Almost any vegetable can be found in perfect form in China's open-air markets. In all this abundance, however, is an invisible threat: haphazard use of farm chemicals that leave poisonous residues. The Ministry of Agriculture is responding to rising concerns about food quality by promoting "green food", fresh and processed food certified as contamination-free. Living standards have gone up. Grain production has been basically solved and people are more concerned with the quality of their food. Many Chinese farmers and consumers have been sickened by fertilizers and pesticides in recent years. Chinese newspapers report cases like one in Guangzhou in 1996 when 112 people were hospitalized with dizziness, vomiting and stomach pains after eating fertilizer-tainted vegetables. China has farm chemical regulations that if followed precisely would leave only a negligible, safe residue on market vegetables. But authorities are unable to monitor and control chemical use on China's small family farms. When farmers find pesticides or fertilizers don't work, they tend to apply them more frequently or use something stronger. Rising use of chemical fertilizers also has caused environmental damage: hardened soil, polluted water and fish kills.

The Ministry of Agriculture's Green Food Development Center encourages farmers to supply safer food. It trains them to use traditional farming methods, such as compost for fertilizer, and biological controls, such as planting crops that repel insects next to crops the insects attack.

The center also puts its green and white logo on foods it certifies as having been grown with minimal amounts of non-toxic or low-toxic chemicals on land that is free of industrial pollution. With only one-third the world's average farmland per capita, China must rely on agricultural chemicals to farm intensively.

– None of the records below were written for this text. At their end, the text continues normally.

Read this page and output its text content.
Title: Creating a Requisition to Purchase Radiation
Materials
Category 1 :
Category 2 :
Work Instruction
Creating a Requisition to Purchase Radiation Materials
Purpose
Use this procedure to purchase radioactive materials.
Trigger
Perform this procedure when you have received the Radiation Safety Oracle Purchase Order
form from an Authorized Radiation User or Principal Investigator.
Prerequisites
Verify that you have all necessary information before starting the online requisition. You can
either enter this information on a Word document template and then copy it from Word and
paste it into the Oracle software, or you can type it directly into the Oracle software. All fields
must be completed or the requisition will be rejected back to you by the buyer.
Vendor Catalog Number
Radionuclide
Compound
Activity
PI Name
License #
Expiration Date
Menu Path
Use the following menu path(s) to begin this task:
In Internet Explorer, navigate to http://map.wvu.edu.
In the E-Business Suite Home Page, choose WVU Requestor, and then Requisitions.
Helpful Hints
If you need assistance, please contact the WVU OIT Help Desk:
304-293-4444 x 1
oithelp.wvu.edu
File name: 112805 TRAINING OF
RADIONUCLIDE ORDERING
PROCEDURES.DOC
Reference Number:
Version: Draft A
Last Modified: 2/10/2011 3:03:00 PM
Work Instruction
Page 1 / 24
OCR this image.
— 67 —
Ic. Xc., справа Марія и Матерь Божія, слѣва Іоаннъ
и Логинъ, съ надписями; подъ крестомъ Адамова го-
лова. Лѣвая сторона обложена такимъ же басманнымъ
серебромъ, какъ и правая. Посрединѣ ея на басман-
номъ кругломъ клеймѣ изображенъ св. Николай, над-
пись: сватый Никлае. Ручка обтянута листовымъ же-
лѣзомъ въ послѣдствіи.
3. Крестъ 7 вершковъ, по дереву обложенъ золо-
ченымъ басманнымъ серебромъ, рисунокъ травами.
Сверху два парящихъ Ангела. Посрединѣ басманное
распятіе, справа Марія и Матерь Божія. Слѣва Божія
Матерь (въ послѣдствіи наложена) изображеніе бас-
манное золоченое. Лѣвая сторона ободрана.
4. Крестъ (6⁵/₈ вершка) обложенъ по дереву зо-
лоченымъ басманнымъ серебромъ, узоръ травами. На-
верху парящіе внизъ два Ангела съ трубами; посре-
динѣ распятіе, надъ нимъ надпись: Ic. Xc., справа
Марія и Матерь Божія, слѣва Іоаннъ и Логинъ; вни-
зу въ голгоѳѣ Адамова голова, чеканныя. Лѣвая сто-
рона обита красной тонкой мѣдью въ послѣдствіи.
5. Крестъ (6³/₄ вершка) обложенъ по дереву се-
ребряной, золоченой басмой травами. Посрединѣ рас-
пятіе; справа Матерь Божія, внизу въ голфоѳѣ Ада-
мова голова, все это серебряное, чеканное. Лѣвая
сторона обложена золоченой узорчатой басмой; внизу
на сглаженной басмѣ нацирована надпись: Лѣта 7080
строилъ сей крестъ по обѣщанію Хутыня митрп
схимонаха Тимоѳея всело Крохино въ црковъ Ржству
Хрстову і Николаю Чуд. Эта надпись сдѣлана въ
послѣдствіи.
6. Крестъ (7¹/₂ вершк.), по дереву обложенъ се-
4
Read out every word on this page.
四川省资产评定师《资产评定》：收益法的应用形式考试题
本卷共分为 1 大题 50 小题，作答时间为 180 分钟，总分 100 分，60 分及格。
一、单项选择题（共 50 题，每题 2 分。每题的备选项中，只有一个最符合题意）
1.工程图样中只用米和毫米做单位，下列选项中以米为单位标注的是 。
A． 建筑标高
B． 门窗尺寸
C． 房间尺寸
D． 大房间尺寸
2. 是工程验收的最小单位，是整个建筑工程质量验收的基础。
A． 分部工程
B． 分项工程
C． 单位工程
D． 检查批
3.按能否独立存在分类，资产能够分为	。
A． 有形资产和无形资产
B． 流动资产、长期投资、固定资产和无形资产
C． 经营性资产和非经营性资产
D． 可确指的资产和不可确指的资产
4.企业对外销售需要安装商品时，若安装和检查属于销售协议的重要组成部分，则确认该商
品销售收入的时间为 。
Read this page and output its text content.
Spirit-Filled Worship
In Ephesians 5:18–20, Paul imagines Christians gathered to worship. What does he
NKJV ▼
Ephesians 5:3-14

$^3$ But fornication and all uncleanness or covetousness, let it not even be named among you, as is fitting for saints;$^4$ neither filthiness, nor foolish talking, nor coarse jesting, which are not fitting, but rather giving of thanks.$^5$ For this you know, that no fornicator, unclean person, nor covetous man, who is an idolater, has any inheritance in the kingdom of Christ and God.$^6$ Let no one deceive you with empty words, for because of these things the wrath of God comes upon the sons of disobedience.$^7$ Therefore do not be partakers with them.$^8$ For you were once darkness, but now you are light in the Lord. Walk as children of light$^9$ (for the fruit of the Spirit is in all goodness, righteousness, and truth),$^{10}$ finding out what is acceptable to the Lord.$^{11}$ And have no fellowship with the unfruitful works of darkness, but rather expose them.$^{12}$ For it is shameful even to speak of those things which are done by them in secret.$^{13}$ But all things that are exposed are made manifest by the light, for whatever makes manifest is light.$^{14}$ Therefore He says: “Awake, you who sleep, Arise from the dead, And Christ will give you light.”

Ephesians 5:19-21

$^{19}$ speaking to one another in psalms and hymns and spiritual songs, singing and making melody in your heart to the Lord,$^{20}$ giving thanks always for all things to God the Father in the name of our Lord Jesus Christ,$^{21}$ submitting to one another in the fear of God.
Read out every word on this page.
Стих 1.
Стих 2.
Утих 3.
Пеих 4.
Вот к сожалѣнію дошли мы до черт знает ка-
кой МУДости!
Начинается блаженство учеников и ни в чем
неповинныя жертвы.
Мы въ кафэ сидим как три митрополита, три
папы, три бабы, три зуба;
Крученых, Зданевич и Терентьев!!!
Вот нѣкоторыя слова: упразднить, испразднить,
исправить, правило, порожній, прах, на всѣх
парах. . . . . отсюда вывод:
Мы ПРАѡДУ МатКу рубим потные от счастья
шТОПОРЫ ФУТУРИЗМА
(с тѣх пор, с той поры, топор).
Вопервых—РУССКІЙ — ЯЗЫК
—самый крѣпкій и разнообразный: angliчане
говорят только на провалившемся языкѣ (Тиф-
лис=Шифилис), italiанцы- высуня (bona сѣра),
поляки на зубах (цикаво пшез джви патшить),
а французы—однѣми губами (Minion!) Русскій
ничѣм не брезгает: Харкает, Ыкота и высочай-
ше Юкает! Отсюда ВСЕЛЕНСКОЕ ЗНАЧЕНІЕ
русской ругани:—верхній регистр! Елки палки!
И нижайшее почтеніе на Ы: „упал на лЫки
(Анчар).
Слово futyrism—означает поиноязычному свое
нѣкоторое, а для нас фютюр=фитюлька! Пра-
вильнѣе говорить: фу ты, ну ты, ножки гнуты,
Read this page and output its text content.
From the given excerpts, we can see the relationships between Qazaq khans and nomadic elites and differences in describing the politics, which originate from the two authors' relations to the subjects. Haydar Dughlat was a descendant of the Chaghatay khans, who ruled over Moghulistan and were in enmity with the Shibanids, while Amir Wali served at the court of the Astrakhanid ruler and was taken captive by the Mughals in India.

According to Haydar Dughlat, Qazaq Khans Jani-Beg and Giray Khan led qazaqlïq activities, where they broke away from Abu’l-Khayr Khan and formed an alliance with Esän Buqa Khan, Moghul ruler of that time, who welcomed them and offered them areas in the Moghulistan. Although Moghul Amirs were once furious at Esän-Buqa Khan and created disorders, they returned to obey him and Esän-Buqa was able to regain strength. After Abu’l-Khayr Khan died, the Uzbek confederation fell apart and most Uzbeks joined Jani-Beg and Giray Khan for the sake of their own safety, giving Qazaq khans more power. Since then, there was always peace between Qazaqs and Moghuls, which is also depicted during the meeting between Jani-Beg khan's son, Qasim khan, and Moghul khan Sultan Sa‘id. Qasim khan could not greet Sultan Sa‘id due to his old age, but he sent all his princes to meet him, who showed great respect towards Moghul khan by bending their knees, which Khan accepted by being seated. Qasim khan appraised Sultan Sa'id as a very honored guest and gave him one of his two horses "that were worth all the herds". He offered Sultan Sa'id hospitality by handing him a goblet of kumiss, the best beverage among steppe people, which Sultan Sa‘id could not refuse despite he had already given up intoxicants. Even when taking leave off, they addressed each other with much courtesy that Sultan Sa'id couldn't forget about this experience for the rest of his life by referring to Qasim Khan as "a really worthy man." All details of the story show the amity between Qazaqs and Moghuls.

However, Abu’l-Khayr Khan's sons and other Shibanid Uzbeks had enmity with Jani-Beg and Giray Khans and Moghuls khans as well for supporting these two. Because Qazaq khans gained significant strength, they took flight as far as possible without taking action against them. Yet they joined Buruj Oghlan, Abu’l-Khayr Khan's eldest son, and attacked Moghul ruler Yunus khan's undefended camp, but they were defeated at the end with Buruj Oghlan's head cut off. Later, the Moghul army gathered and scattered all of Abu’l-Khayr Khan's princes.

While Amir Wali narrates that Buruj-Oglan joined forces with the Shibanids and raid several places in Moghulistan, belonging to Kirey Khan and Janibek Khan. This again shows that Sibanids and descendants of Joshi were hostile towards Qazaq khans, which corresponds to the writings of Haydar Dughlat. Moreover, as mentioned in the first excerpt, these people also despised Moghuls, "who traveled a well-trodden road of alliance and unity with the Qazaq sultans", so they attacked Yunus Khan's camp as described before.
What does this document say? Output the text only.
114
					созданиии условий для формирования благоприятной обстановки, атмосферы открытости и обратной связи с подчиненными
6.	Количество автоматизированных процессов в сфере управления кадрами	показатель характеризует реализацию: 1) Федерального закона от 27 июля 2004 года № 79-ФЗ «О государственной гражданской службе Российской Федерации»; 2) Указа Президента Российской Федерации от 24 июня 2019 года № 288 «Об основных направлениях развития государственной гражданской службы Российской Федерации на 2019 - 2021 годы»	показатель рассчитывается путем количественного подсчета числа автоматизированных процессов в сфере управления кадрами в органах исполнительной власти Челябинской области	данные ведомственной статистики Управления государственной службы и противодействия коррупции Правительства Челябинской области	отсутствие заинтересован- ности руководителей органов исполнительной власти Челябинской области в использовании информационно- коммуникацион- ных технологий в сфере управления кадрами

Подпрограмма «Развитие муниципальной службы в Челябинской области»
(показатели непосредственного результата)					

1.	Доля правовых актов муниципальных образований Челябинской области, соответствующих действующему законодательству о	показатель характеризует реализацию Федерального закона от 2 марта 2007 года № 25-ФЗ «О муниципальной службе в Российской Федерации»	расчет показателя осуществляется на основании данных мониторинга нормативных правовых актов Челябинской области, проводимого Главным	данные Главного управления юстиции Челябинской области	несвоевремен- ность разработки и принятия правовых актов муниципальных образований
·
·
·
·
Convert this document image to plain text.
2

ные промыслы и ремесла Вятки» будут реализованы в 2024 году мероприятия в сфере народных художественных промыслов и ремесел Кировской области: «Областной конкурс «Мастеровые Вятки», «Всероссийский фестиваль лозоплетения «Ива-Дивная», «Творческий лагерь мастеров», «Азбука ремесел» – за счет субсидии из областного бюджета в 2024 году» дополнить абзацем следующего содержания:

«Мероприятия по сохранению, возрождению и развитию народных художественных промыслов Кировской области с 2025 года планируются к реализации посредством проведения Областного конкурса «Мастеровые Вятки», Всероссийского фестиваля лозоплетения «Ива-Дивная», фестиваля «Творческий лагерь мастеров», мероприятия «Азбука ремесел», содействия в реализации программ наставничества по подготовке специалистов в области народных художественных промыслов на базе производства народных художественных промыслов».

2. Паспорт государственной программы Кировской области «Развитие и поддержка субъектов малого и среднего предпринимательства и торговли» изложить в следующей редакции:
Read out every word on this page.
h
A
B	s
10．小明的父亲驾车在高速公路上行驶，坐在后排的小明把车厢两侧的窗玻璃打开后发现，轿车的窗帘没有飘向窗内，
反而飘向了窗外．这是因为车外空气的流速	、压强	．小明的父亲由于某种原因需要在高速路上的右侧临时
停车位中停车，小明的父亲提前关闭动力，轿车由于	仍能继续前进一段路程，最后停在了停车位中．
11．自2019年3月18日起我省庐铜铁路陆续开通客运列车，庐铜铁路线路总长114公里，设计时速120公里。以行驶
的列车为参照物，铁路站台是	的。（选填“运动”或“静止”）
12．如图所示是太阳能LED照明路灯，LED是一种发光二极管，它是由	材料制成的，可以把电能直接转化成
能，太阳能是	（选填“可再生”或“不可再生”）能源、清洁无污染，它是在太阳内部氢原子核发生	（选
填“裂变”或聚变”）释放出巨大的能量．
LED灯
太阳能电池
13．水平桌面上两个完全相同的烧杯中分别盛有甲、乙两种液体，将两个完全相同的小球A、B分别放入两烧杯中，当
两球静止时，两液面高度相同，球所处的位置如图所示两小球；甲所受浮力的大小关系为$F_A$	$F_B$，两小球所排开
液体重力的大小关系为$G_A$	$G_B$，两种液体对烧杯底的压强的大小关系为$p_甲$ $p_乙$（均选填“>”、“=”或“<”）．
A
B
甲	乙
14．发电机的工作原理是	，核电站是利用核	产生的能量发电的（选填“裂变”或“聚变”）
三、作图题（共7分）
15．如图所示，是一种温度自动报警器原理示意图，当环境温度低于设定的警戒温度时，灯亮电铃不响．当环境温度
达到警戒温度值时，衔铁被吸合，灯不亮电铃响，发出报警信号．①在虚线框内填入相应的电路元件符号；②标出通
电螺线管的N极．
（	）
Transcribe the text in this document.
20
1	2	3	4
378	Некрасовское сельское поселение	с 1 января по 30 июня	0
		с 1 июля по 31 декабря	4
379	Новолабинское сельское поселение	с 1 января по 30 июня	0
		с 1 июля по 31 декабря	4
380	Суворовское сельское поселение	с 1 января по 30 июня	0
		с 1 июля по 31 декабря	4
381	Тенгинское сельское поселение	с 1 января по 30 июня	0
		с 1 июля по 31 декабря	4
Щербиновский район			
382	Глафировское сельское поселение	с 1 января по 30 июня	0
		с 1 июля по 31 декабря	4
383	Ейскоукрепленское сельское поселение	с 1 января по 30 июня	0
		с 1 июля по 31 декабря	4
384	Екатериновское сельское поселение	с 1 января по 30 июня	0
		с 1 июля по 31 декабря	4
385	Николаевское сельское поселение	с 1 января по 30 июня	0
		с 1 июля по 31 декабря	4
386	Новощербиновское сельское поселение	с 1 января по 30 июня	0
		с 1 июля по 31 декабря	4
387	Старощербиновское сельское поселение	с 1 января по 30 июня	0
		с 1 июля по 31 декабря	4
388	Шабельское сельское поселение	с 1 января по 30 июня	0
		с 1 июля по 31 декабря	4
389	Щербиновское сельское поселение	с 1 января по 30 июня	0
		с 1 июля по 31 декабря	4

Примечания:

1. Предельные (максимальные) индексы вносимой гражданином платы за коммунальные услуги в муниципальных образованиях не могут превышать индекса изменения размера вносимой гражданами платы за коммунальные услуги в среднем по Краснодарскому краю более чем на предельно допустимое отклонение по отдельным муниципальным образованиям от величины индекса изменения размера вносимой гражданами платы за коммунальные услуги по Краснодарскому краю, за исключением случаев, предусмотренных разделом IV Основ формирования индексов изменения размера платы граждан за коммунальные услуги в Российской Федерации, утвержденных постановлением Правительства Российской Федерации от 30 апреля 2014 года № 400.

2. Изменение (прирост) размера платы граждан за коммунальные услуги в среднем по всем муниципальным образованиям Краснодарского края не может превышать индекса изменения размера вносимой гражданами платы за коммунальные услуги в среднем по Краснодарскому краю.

But it can replace chemicals with other methods on a limited scale and meet a growing demand for safer food. The Chinese are concerned about residues of farm chemicals on their food, so the market is very good for the Liuminying organic farm, a national model farm outside Beijing. People buy vegetables raised in the farm's greenhouses at a new organic foods market in Beijing. Some of the products go to restaurants that are trying to become competitive by advertising pollution-free food. The market has started because there are many people who are afraid to buy the vegetables because of chemicals and night soil - human waste used as fertilizer. But food certified as uncontaminated still represents less than one per cent of all food grown in China. Agricultural officials estimate consumers will pay no more than five per cent extra for it. Chinese companies are also trying to build a reputation for clean vegetables and other foods. The Ministry of Agriculture's "Green Food" logo appears on hundreds of products, including Happy Longlife coffee, Lightning River milk powder and Clear Water canned bamboo shoots.